Identification and characterization of cell-to-cell interaction between cancer cells and PBMCs
Tumor-immune cell interaction – a hallmark of cancer immunology – plays a critical role in T cell exhaustion within the TiME, leading to ineffective cancer immunotherapy. As a potential mechanism by which cancer cells induce the exhaustion stage of tumor-infiltrating T cells, we hypothesize that peripheral T cells interact with cancer cells via distinct ligand-receptor pairs. To decipher coordinated tumor-immune interactions, single cell clusters from cancer cells and PBMC groups were subject to CellChat analysis (Supplementary Fig. 5A). While analyzing the interactome, we found two major patterns of cell-cell interaction. First, there were distinct subsets of cancer cells (clusters 13, 27, and 32) that strongly sent signals to other cells in a paracrine fashion or to themselves via an autocrine pathway (Figs. 4A-4B, blue boxed). Second, effector CD4+ (cluster 8 pre-effector CXCR3high, cluster 17 effector memory, and cluster 31 Treg) and CD8+ (cluster 14 cytotoxic and cluster 26 innate-like cytotoxic) T cells were able to receive signals (Figs. 4A-4B, red boxed, and Supplementary Fig. 5B). We next focused on these clusters to identify significant signaling pathways and ligand and receptor pairs (Fig. 4C).
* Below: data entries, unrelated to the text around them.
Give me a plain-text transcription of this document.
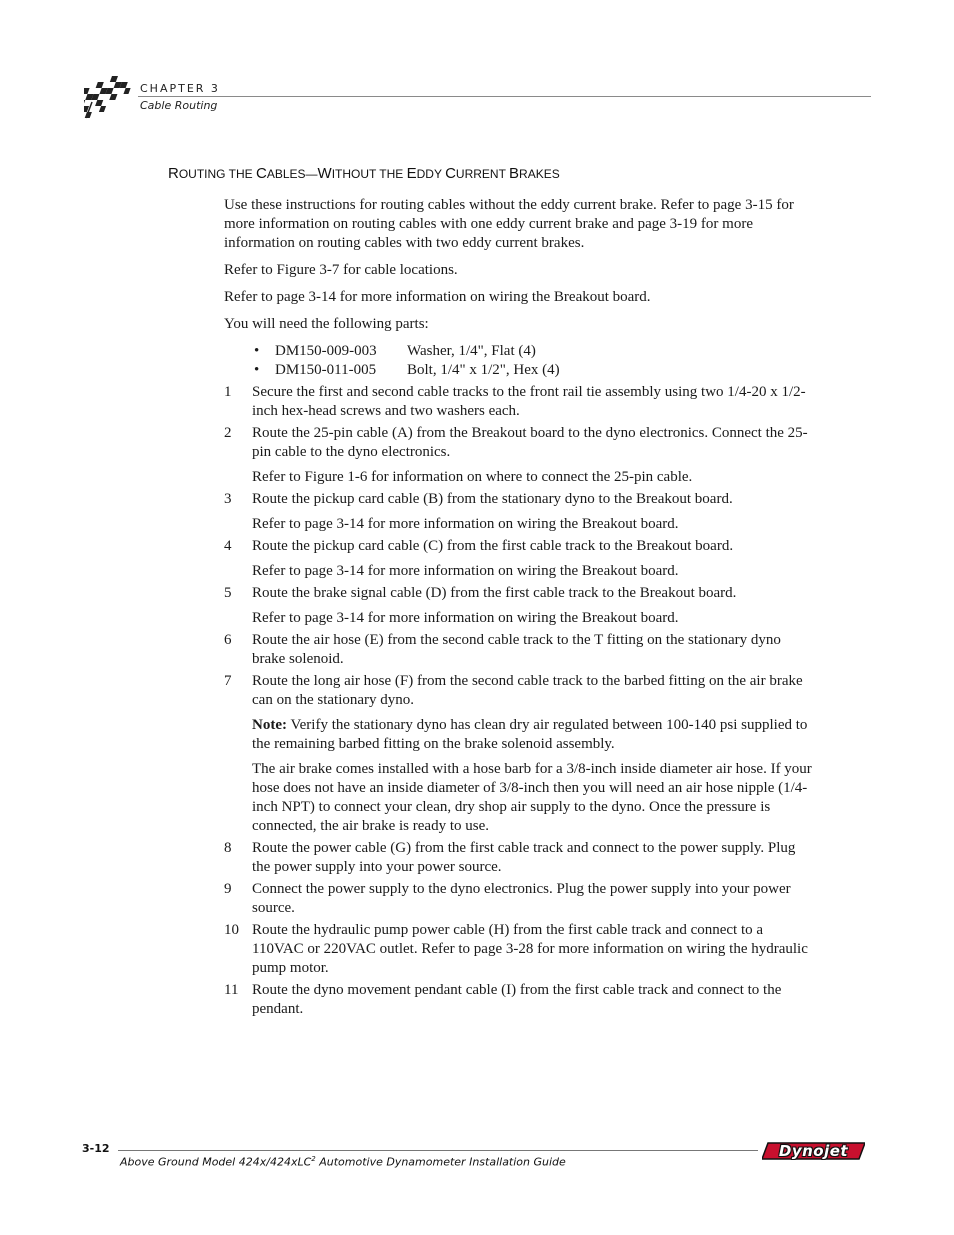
CHAPTER 3
Cable Routing
ROUTING THE CABLES—WITHOUT THE EDDY CURRENT BRAKES

Use these instructions for routing cables without the eddy current brake. Refer to page 3-15 for more information on routing cables with one eddy current brake and page 3-19 for more information on routing cables with two eddy current brakes.

Refer to Figure 3-7 for cable locations.

Refer to page 3-14 for more information on wiring the Breakout board.

You will need the following parts:

• DM150-009-003 Washer, 1/4", Flat (4)
• DM150-011-005 Bolt, 1/4" x 1/2", Hex (4)
1 Secure the first and second cable tracks to the front rail tie assembly using two 1/4-20 x 1/2-inch hex-head screws and two washers each.

2 Route the 25-pin cable (A) from the Breakout board to the dyno electronics. Connect the 25-pin cable to the dyno electronics.

Refer to Figure 1-6 for information on where to connect the 25-pin cable.

3 Route the pickup card cable (B) from the stationary dyno to the Breakout board.

Refer to page 3-14 for more information on wiring the Breakout board.

4 Route the pickup card cable (C) from the first cable track to the Breakout board.

Refer to page 3-14 for more information on wiring the Breakout board.

5 Route the brake signal cable (D) from the first cable track to the Breakout board.

Refer to page 3-14 for more information on wiring the Breakout board.

6 Route the air hose (E) from the second cable track to the T fitting on the stationary dyno brake solenoid.

7 Route the long air hose (F) from the second cable track to the barbed fitting on the air brake can on the stationary dyno.

Note: Verify the stationary dyno has clean dry air regulated between 100-140 psi supplied to the remaining barbed fitting on the brake solenoid assembly.

The air brake comes installed with a hose barb for a 3/8-inch inside diameter air hose. If your hose does not have an inside diameter of 3/8-inch then you will need an air hose nipple (1/4-inch NPT) to connect your clean, dry shop air supply to the dyno. Once the pressure is connected, the air brake is ready to use.

8 Route the power cable (G) from the first cable track and connect to the power supply. Plug the power supply into your power source.

9 Connect the power supply to the dyno electronics. Plug the power supply into your power source.

10 Route the hydraulic pump power cable (H) from the first cable track and connect to a 110VAC or 220VAC outlet. Refer to page 3-28 for more information on wiring the hydraulic pump motor.

11 Route the dyno movement pendant cable (I) from the first cable track and connect to the pendant.

3-12
Above Ground Model 424x/424xLC$^2$ Automotive Dynamometer Installation Guide
Dynojet
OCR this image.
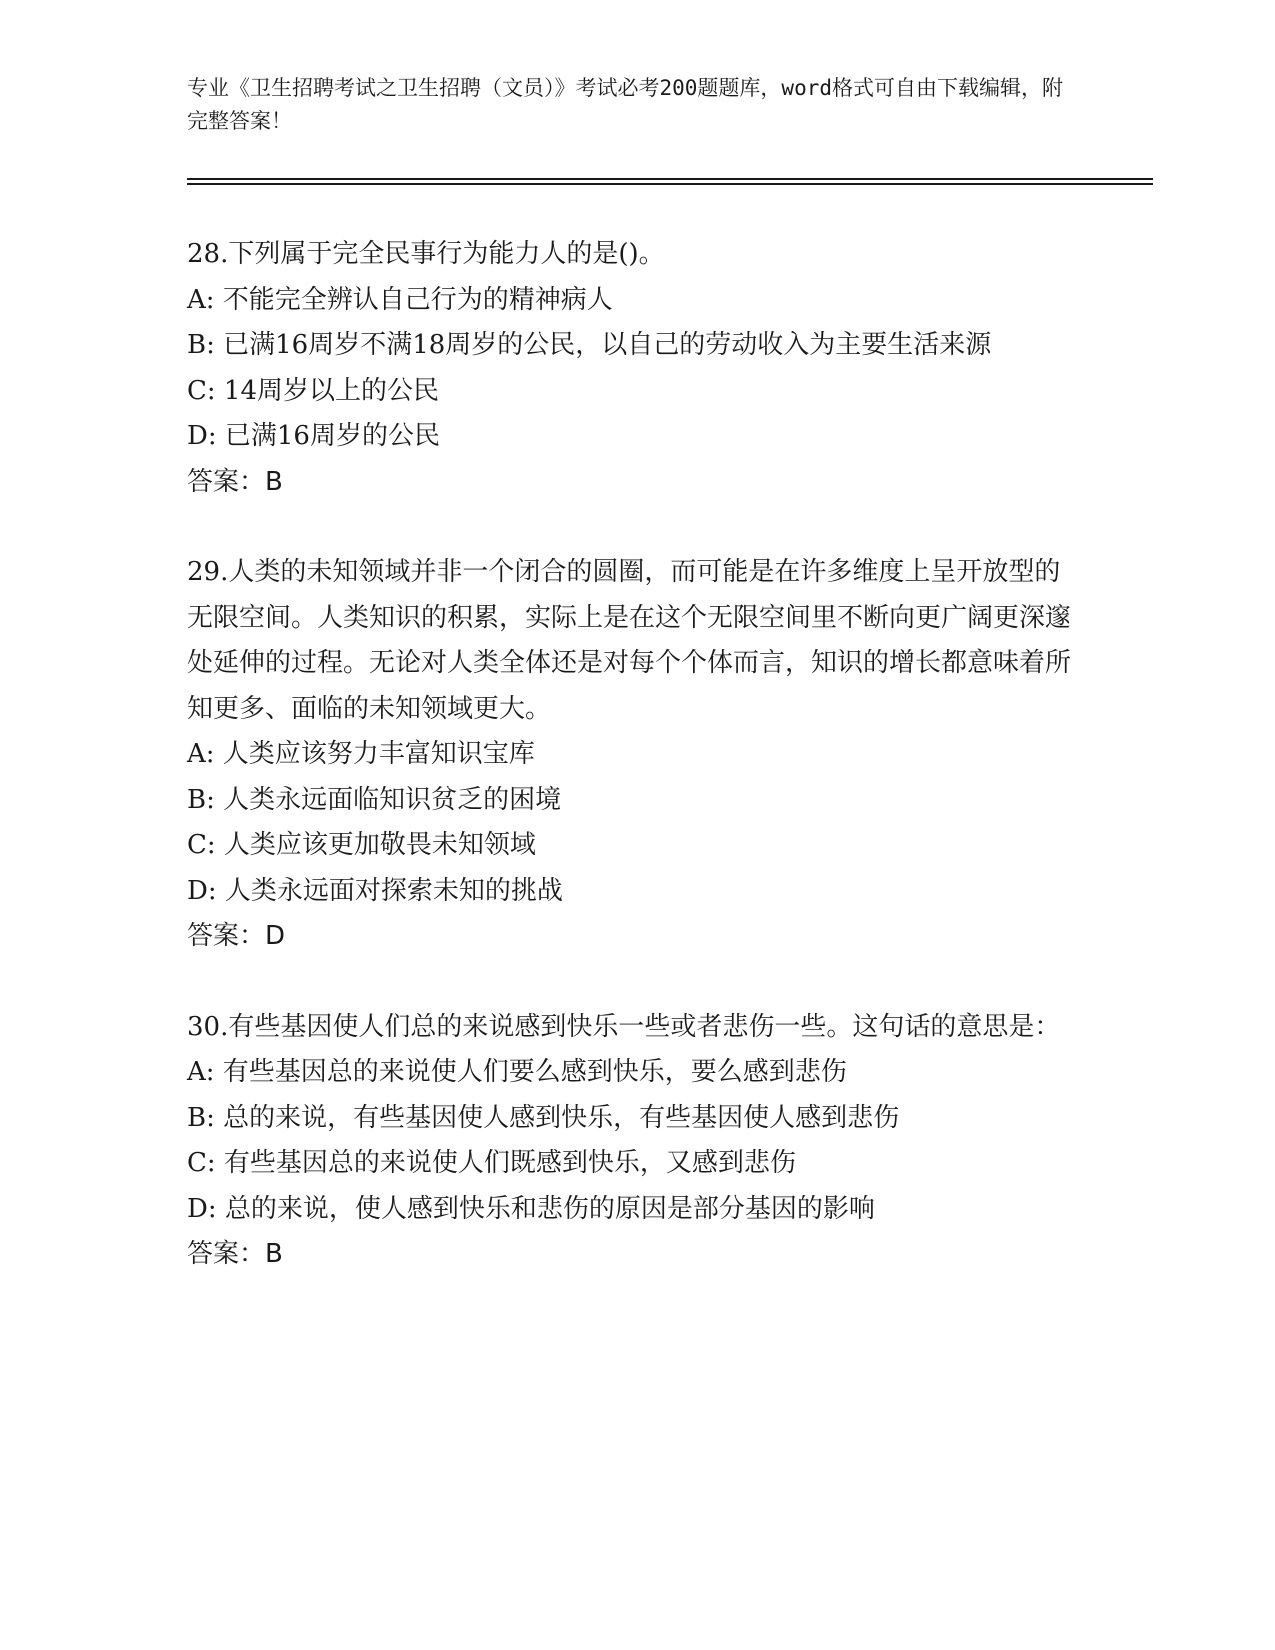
专业《卫生招聘考试之卫生招聘（文员）》考试必考200题题库，word格式可自由下载编辑，附完整答案！

28.下列属于完全民事行为能力人的是()。

A: 不能完全辨认自己行为的精神病人

B: 已满16周岁不满18周岁的公民，以自己的劳动收入为主要生活来源

C: 14周岁以上的公民

D: 已满16周岁的公民

答案：B

29.人类的未知领域并非一个闭合的圆圈，而可能是在许多维度上呈开放型的无限空间。人类知识的积累，实际上是在这个无限空间里不断向更广阔更深邃处延伸的过程。无论对人类全体还是对每个个体而言，知识的增长都意味着所知更多、面临的未知领域更大。

A: 人类应该努力丰富知识宝库

B: 人类永远面临知识贫乏的困境

C: 人类应该更加敬畏未知领域

D: 人类永远面对探索未知的挑战

答案：D

30.有些基因使人们总的来说感到快乐一些或者悲伤一些。这句话的意思是：

A: 有些基因总的来说使人们要么感到快乐，要么感到悲伤

B: 总的来说，有些基因使人感到快乐，有些基因使人感到悲伤

C: 有些基因总的来说使人们既感到快乐，又感到悲伤

D: 总的来说，使人感到快乐和悲伤的原因是部分基因的影响

答案：B
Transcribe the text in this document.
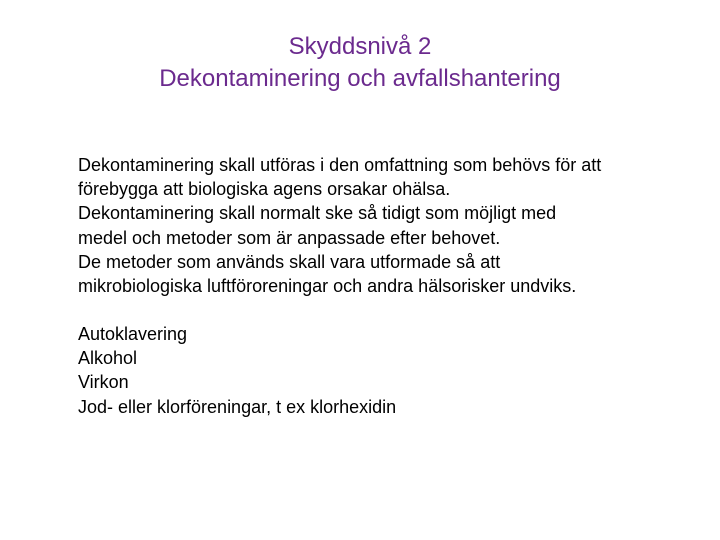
Skyddsnivå 2
Dekontaminering och avfallshantering
Dekontaminering skall utföras i den omfattning som behövs för att
förebygga att biologiska agens orsakar ohälsa.
Dekontaminering skall normalt ske så tidigt som möjligt med
medel och metoder som är anpassade efter behovet.
De metoder som används skall vara utformade så att
mikrobiologiska luftföroreningar och andra hälsorisker undviks.
Autoklavering
Alkohol
Virkon
Jod- eller klorföreningar, t ex klorhexidin
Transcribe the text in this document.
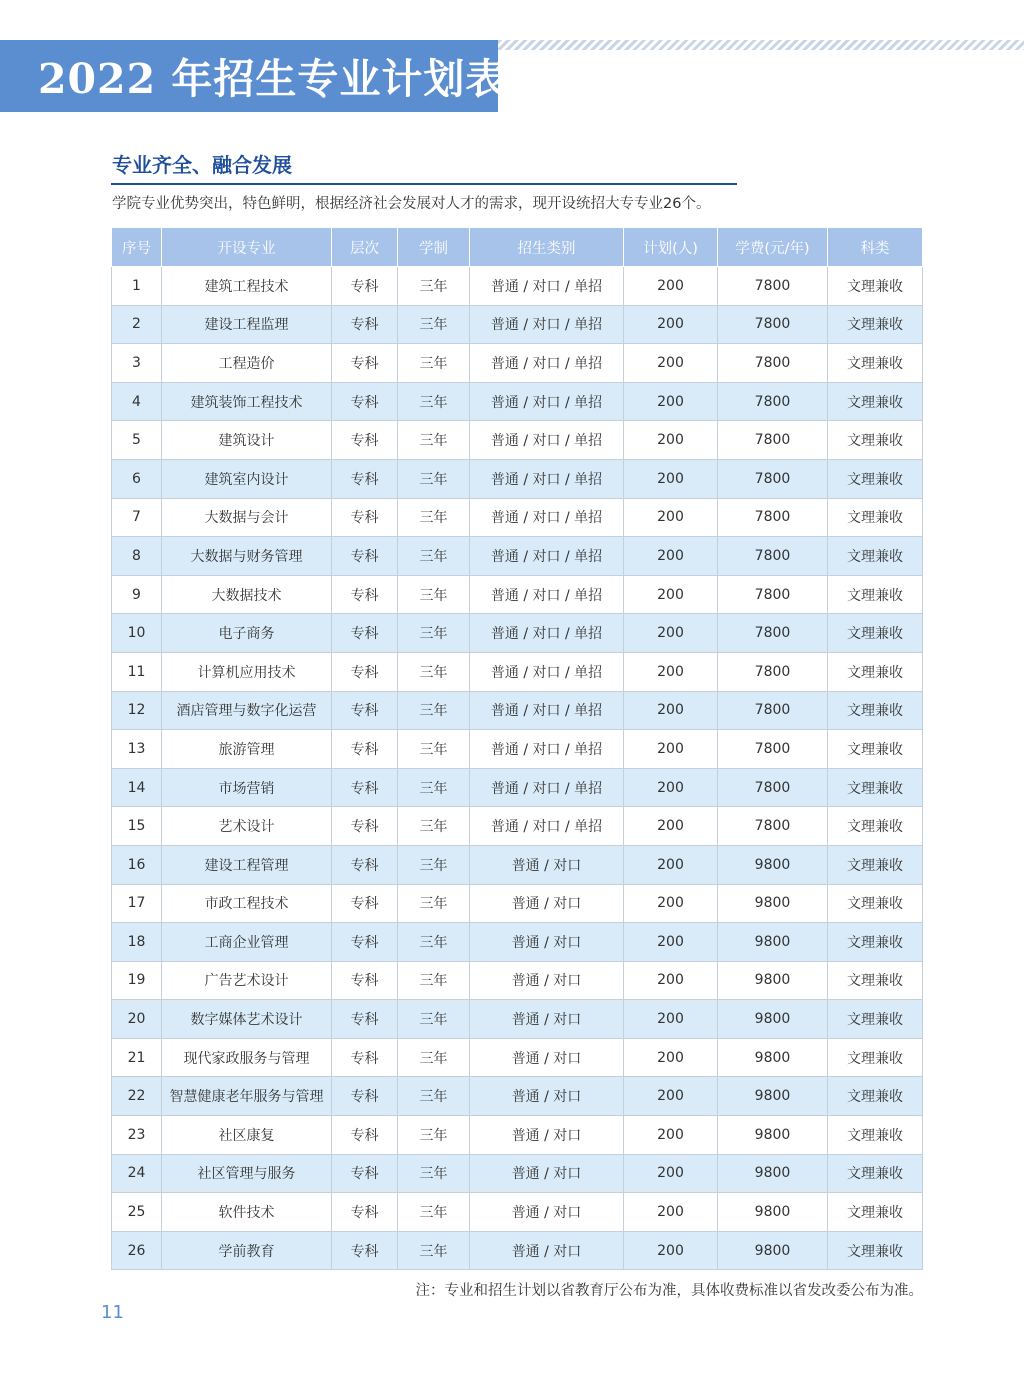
2022 年招生专业计划表
专业齐全、融合发展
学院专业优势突出，特色鲜明，根据经济社会发展对人才的需求，现开设统招大专专业26个。
序号	开设专业	层次	学制	招生类别	计划(人)	学费(元/年)	科类
1	建筑工程技术	专科	三年	普通 / 对口 / 单招	200	7800	文理兼收
2	建设工程监理	专科	三年	普通 / 对口 / 单招	200	7800	文理兼收
3	工程造价	专科	三年	普通 / 对口 / 单招	200	7800	文理兼收
4	建筑装饰工程技术	专科	三年	普通 / 对口 / 单招	200	7800	文理兼收
5	建筑设计	专科	三年	普通 / 对口 / 单招	200	7800	文理兼收
6	建筑室内设计	专科	三年	普通 / 对口 / 单招	200	7800	文理兼收
7	大数据与会计	专科	三年	普通 / 对口 / 单招	200	7800	文理兼收
8	大数据与财务管理	专科	三年	普通 / 对口 / 单招	200	7800	文理兼收
9	大数据技术	专科	三年	普通 / 对口 / 单招	200	7800	文理兼收
10	电子商务	专科	三年	普通 / 对口 / 单招	200	7800	文理兼收
11	计算机应用技术	专科	三年	普通 / 对口 / 单招	200	7800	文理兼收
12	酒店管理与数字化运营	专科	三年	普通 / 对口 / 单招	200	7800	文理兼收
13	旅游管理	专科	三年	普通 / 对口 / 单招	200	7800	文理兼收
14	市场营销	专科	三年	普通 / 对口 / 单招	200	7800	文理兼收
15	艺术设计	专科	三年	普通 / 对口 / 单招	200	7800	文理兼收
16	建设工程管理	专科	三年	普通 / 对口	200	9800	文理兼收
17	市政工程技术	专科	三年	普通 / 对口	200	9800	文理兼收
18	工商企业管理	专科	三年	普通 / 对口	200	9800	文理兼收
19	广告艺术设计	专科	三年	普通 / 对口	200	9800	文理兼收
20	数字媒体艺术设计	专科	三年	普通 / 对口	200	9800	文理兼收
21	现代家政服务与管理	专科	三年	普通 / 对口	200	9800	文理兼收
22	智慧健康老年服务与管理	专科	三年	普通 / 对口	200	9800	文理兼收
23	社区康复	专科	三年	普通 / 对口	200	9800	文理兼收
24	社区管理与服务	专科	三年	普通 / 对口	200	9800	文理兼收
25	软件技术	专科	三年	普通 / 对口	200	9800	文理兼收
26	学前教育	专科	三年	普通 / 对口	200	9800	文理兼收
注：专业和招生计划以省教育厅公布为准，具体收费标准以省发改委公布为准。
11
After extensive interactome analysis, we ended up identifying key ligand and receptor pairs, which were mainly derived from secretory (SPP1), cell-cell intact (APP), and extracellular matrix-receptor (FN1 and Collagen) pathways (Fig. 4D and Supplementary Fig. 5C). Interestingly, T cell receptors CD44 and CD74 showed high communication probability, contributing most to the outgoing signaling of the representative ligands from cancer cells (Supplementary Fig. 5D). The ligand and receptor genes showed high expression levels in the interacting cancer cells and T clusters (Fig. 4E). Finally, ligands from cancer cells were also expressed in immune modulatory cancer cell subpopulations (clusters 2, 3, 5, 6, and 7) (Fig. 4F), suggesting potential immune suppressive mechanisms mediated by cancer cell-T interaction.